My thought is to have a private server-side system assigned "ownership" v4 UUID tied to every user record, so that when passing any user owned JSON object to the view, the system encrypts the owner's private "ownership" UUID using bcrypt with a random salt and assigns it to the object/record (where it could be persisted along with the record for caching purposes so it does not have to be re-encrypted). Also, I should note it's possible that owned objects may be encrypted separately each with their it's own random generated salt, even though they are in fact the same user's ownership UUID (this is needed to help prevent tracking of user's object ownership in certain application use cases).
Later, if a user tries to update said object, the server would have to validate their private UUID against the bcrypt hash to ensure if they have the ownership rights to update the record.
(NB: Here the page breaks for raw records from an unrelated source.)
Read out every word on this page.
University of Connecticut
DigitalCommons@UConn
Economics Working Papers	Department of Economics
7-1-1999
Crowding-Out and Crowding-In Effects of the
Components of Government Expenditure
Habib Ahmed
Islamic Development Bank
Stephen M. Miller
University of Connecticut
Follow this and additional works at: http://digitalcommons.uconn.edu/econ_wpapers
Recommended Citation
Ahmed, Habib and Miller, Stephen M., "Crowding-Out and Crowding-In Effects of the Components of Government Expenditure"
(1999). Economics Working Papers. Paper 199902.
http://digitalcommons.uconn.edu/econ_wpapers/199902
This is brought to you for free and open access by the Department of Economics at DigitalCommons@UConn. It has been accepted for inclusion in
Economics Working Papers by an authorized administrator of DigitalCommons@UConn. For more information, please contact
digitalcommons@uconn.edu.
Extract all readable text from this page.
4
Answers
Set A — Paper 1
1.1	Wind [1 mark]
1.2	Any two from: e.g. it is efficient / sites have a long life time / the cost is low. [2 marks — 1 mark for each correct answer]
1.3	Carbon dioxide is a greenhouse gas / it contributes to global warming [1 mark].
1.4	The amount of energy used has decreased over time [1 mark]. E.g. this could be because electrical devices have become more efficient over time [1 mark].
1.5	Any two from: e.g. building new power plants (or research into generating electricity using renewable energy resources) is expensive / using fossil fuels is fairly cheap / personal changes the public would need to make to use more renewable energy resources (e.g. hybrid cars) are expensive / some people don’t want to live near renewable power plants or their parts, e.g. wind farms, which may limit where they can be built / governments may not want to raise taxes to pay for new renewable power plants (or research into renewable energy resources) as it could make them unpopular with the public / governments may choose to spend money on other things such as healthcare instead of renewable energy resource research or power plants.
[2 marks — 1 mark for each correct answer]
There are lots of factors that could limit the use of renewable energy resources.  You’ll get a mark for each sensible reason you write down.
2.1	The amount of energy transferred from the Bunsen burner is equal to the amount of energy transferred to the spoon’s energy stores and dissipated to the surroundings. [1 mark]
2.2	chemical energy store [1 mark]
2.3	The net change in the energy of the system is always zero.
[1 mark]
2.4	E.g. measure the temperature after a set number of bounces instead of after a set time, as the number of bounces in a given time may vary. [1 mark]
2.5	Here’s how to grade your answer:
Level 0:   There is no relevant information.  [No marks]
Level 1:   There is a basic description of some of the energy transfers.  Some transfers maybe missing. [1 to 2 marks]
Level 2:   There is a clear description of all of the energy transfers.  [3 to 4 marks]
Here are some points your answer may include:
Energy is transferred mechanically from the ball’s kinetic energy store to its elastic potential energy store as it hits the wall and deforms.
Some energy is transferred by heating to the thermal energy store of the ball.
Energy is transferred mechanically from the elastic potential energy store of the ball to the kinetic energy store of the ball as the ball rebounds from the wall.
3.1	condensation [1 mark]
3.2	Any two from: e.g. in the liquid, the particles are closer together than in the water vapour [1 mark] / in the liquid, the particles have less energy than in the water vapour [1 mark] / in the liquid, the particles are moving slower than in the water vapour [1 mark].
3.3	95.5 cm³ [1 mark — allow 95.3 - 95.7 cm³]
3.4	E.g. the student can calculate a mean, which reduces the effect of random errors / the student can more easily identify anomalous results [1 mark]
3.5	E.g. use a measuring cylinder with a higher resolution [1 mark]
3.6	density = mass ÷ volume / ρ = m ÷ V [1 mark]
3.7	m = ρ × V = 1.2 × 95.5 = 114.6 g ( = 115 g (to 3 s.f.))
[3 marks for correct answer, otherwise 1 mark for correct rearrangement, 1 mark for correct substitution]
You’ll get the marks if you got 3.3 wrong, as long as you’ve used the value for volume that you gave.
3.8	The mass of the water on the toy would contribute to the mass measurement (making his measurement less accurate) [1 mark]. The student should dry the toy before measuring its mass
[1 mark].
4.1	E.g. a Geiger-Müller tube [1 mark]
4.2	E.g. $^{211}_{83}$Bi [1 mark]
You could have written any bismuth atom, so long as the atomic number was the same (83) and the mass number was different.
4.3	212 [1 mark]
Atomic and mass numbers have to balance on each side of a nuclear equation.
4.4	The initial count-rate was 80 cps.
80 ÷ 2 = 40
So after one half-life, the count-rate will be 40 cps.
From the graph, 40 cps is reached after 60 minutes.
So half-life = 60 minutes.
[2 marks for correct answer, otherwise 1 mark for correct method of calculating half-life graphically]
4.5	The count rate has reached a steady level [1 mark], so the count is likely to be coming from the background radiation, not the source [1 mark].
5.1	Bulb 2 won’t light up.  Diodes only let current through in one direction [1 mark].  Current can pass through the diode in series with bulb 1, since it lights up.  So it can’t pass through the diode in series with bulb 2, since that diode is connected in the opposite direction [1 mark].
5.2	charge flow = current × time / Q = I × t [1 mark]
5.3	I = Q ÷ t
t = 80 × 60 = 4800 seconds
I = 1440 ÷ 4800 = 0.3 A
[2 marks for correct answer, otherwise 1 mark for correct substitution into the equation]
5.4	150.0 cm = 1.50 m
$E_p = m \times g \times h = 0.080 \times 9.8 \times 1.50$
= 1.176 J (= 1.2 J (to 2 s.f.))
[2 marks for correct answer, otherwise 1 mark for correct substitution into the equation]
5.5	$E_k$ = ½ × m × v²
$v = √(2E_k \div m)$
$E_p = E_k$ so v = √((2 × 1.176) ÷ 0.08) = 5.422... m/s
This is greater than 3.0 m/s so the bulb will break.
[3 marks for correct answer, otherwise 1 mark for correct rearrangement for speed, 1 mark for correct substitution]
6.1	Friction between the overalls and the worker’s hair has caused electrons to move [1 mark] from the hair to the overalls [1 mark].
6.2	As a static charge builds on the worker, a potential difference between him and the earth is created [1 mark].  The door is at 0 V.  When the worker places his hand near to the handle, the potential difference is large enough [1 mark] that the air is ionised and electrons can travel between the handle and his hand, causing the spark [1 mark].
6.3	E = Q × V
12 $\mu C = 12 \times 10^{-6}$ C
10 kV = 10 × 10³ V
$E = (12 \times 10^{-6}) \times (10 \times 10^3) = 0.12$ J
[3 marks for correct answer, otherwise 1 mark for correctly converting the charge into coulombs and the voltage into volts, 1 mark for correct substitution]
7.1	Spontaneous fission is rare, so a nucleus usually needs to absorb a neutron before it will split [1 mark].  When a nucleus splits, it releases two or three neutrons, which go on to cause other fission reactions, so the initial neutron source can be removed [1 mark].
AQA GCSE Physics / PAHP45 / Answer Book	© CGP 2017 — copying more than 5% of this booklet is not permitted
This is assuming that I would encrypt using an appropriate number of rounds for the encryption. Another assumption I'm making is the encryption and checking time would outweighs any database check times. The last assumption to point out is this strictly an app security check and would do nothing if someone actually got a hold of the database.
My current thinking is that with the UUID being random and it's large string size (along with an appropriate number of rounds) would make having these bcrypt hashes exposed publicly not be so much of a problem. Or is this approach just too much risk/oversight?